Signed data types can hold both positive and negative values and are therefore lower in range.
Unsigned data types can hold large positive values (including ‘Zero’) but cannot hold negative values and are therefore wider in range.
The amount of registers depends on the ARM version. According to the ARM Reference Manual, there are 30 general-purpose 32-bit registers, with the exception of ARMv6-M and ARMv7-M based processors. The first 16 registers are accessible in user-level mode, the additional registers are available in privileged software execution (with the exception of ARMv6-M and ARMv7-M). In this tutorial series we will work with the registers that are accessible in any privilege mode: r0-15. These 16 registers can be split into two groups: general purpose and special purpose registers.
The following table is just a quick glimpse into how the ARM registers could relate to those in Intel processors.
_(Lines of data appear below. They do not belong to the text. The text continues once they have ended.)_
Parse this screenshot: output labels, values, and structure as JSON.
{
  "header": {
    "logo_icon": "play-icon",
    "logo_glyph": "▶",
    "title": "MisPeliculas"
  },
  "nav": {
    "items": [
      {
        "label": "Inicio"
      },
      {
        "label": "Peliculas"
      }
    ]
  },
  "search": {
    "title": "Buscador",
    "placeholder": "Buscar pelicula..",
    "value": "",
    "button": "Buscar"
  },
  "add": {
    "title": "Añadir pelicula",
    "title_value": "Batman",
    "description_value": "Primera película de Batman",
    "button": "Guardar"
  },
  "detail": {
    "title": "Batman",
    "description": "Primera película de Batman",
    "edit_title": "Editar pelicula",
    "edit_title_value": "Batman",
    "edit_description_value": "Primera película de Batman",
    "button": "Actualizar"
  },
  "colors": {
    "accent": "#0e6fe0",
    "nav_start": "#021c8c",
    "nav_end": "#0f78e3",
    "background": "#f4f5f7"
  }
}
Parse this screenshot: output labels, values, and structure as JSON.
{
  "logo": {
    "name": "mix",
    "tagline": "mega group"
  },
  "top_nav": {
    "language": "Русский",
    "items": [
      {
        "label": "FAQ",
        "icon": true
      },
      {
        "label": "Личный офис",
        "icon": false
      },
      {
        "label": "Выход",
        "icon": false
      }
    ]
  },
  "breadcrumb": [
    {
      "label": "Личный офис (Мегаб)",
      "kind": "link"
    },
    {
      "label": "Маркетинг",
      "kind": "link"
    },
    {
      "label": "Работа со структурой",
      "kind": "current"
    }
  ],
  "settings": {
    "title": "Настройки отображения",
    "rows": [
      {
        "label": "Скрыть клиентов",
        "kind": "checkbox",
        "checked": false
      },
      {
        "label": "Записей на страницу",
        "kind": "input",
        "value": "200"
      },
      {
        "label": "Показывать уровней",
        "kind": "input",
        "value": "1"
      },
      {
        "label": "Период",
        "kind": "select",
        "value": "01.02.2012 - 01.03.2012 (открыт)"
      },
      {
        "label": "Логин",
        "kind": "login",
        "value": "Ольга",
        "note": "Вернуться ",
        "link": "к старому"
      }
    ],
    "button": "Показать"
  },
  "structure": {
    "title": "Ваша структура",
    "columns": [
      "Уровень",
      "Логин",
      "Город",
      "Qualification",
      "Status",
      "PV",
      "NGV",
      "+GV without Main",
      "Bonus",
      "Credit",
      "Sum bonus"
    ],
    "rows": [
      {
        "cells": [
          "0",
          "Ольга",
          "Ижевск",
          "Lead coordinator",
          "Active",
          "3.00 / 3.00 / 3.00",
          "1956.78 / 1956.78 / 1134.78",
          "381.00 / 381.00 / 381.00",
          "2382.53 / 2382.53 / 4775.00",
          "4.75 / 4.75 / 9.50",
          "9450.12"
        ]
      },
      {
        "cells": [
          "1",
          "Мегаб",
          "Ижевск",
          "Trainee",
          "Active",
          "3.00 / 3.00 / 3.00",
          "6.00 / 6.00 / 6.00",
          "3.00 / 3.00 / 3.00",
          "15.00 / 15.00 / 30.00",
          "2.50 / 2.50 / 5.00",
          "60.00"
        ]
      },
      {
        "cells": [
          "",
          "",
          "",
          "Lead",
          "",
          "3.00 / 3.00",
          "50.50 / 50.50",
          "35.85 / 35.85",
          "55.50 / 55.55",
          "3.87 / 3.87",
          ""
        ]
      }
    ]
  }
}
下表是ARM寄存器和英特尔处理器的寄存器存在的相关联性的概览
R0-R12: can be used during common operations to store temporary values, pointers (locations to memory), etc. R0, for example, can be referred as accumulator during the arithmetic operations or for storing the result of a previously called function. R7 becomes useful while working with syscalls as it stores the syscall number and R11 helps us to keep track of boundaries on the stack serving as the frame pointer (will be covered later). Moreover, the function calling convention on ARM specifies that the first four arguments of a function are stored in the registers r0-r3.
R13: SP(Stack Pointer). The Stack Pointer points to the top of the stack. The stack is an area of memory used for function-specific storage, which is reclaimed when the function returns. The stack pointer is therefore used for allocating space on the stack, by subtracting the value (in bytes) we want to allocate from the stack pointer. In other words, if we want to allocate a 32 bit value, we subtract 4 from the stack pointer.
R14: LR(Link Register). When a function call is made, the Link Register gets updated with a memory address referencing the next instruction where the function was initiated from. Doing this allows the program return to the “parent” function that initiated the “child” function call after the “child” function is finished.
R15: PC(Program Counter). The Program Counter is automatically incremented by the size of the instruction executed. This size is always 4 bytes in ARM state and 2 bytes in THUMB mode. When a branch instruction is being executed, the PC holds the destination address. During execution, PC stores the address of the current instruction plus 8 (two ARM instructions) in ARM state, and the current instruction plus 4 (two Thumb instructions) in Thumb(v1) state. This is different from x86 where PC always points to the next instruction to be executed.
Let’s look at how PC behaves in a debugger. We use the following program to store the address of pc into r0 and include two random instructions. Let’s see what happens.
We can see that PC holds the address (0x8054) of the next instruction (mov r0, pc) that will be executed. Now let’s execute the next instruction after which R0 should hold the address of PC (0x8054), right?
…right? Wrong. Look at the address in R0. While we expected R0 to contain the previously read PC value (0x8054) it instead holds the value which is two instructions ahead of the PC we previously read (0x805c). From this example you can see that when we directly read PC it follows the definition that PC points to the next instruction; but when debugging, PC points two instructions ahead of the current PC value (0x8054 + 8 = 0x805C). This is because older ARM processors always fetched two instructions ahead of the currently executed instructions. The reason ARM retains this definition is to ensure compatibility with earlier processors.
When you debug an ARM binary with gdb, you see something called Flags:
The register $cpsr shows the value of the Current Program Status Register (CPSR) and under that you can see the Flags thumb, fast, interrupt, overflow, carry, zero, and negative. These flags represent certain bits in the CPSR register and are set according to the value of the CPSR and turn bold when activated. The N, Z, C, and V bits are identical to the SF, ZF, CF, and OF bits in the EFLAG register on x86. These bits are used to support conditional execution in conditionals and loops at the assembly level. We will cover condition codes used in Part 6: Conditional Execution and Branching.